C. LE RÉSULTAT DÉCEVANT DE LA CAMPAGNE DE VACCINATION

La faible adhésion de la population à la vaccination - qui n'est pas une exception française - est sans doute avant tout imputable au fait que le public a eu le sentiment que la grippe était généralement bénigne et qu'il était donc inutile de se faire vacciner.

La commission d'enquête de l'Assemblée nationale a procédé à une étude approfondie de ce phénomène : elle a relevé la contribution à cet échec relatif de la politique de communication et a formulé des propositions ambitieuses.

La commission d'enquête se contentera donc, pour sa part, de relever deux points qui lui paraissent cruciaux.

Le premier est le rôle qu'a sans doute joué l'absence d'association du tissu sanitaire à l'organisation de cette opération majeure de santé publique, ce qui n'a pas été compris par la population.

Le second, qui a été une préoccupation majeure de la commission d'enquête, est que ce relatif échec contribue à la désaffection croissante de nos concitoyens pour la vaccination, qui reste une arme essentielle de prévention.

1. Le constat

La procédure d'envoi de coupons de convocation, mise en place pour assurer la traçabilité de la vaccination, a l'avantage de permettre un décompte précis de la participation à la campagne de vaccination.

Selon les chiffres, arrêtés au 20 juin 2010, donnés à votre commission d'enquête par M. Frédéric Van Roekeghem, directeur général de la CNAM-TS 156 ( * ) , 5,7 millions de coupons sont revenus aux caisses d'assurance maladie, sur 65 millions de convocations envoyées. Un certain nombre (350 000 environ) de ces coupons insuffisamment remplis n'ayant pu être traités, on peut donc estimer, en toute certitude, à 5,35 millions le nombre de personnes qui se sont fait vacciner 157 ( * ) , soit 8,23 % des personnes convoquées, dont le nombre correspondait à la « cible nationale » de la vaccination. A ces chiffres, concernant la vaccination en centres, il faut ajouter 17 000 coupons renvoyés par les médecins de ville (au 21 juin 2010), dans le cadre de la vaccination en ambulatoire qui a commencé au début de février 2010.

On ne connaît pas encore, toutefois, la répartition fine de la couverture vaccinale, notamment le taux de vaccination des populations à risques, ou par classe d'âge.

Les comparaisons internationales

Elles font apparaître, sauf de rares exceptions, le même manque d'adhésion à la vaccination, quelle qu'ait été, du reste, la stratégie retenue par les autorités nationales. Une comparaison intéressante peut être faite avec le Royaume-Uni, dont la population est comparable à la nôtre - 62 millions d'habitants - et qui avait aussi prévu une vaccination de l'ensemble de sa population. Le nombre des vaccinés avait été évalué fin janvier à 4 millions. Selon les informations données à la fin d'avril à une mission d'information de la commission d'enquête, il y aurait eu « entre 5 et 6 millions » de personnes vaccinées. En dépit d'une organisation très différente de la campagne de vaccination, les résultats apparaissent donc équivalents.

En Allemagne, où les commandes fermes de vaccins (50 millions de doses) ne devaient couvrir que 50 % de la population, il y a eu 8,2 millions de vaccinés, soit 10 % de la population (82 millions d'habitants).

En Italie, 40 millions de doses ont été acquises pour vacciner 40 % de la population, mais le taux de vaccination serait très faible (de l'ordre de 850 000 personnes en janvier 2010).

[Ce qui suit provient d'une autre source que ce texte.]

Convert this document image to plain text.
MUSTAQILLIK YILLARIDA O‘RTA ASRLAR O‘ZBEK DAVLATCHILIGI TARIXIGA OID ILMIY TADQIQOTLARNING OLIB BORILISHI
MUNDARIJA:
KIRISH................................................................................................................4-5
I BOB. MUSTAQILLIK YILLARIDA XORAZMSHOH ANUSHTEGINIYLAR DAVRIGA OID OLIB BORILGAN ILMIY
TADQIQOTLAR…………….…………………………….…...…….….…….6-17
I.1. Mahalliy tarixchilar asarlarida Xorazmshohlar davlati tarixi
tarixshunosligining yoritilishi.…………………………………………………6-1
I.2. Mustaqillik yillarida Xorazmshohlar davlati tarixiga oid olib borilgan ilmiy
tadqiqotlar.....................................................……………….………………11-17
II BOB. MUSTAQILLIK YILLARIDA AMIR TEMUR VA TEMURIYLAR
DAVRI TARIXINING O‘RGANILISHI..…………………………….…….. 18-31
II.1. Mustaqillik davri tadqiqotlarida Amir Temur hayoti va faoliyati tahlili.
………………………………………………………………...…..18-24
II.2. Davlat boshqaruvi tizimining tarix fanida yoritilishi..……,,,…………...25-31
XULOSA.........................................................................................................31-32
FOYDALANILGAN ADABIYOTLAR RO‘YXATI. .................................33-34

Aux Etats-Unis, 229 à 251 millions de doses de vaccins, selon les sources, avaient été achetées auprès de cinq fournisseurs, et le taux de vaccination serait de l'ordre de 25 % en moyenne (entre 72 et 81 millions de personnes, selon les estimations) - soit un taux nettement inférieur à la couverture vaccinale contre la grippe saisonnière, qui a atteint en 2009-2010 le niveau record de 40 % en moyenne, tous âges confondus.

Les « meilleurs élèves » ont été, en Europe, les pays nordiques, Suède et Norvège : la Suède a atteint un taux de 65 % ; la Norvège aurait dépassé 45 %. Mais ces performances s'expliquent en partie par des éléments favorables qu'on ne retrouve pas dans d'autres pays. Ainsi, la Suède a bénéficié d'une grande sensibilisation aux préoccupations de santé publique, d'une population peu nombreuse (9,2 millions d'habitants) et d'une bonne organisation de la médecine de premier recours : ce dernier atout existe aussi au Royaume-Uni, mais n'y a pas eu les mêmes effets.


* 156 Audition du 23 juin 2010.

* 157 550 265 personnes ont eu une deuxième injection (enfants de moins de 9 ans et certaines populations, dont les personnes allergiques à l'ovalbumine qui ont été vaccinées avec le vaccin Celvapan).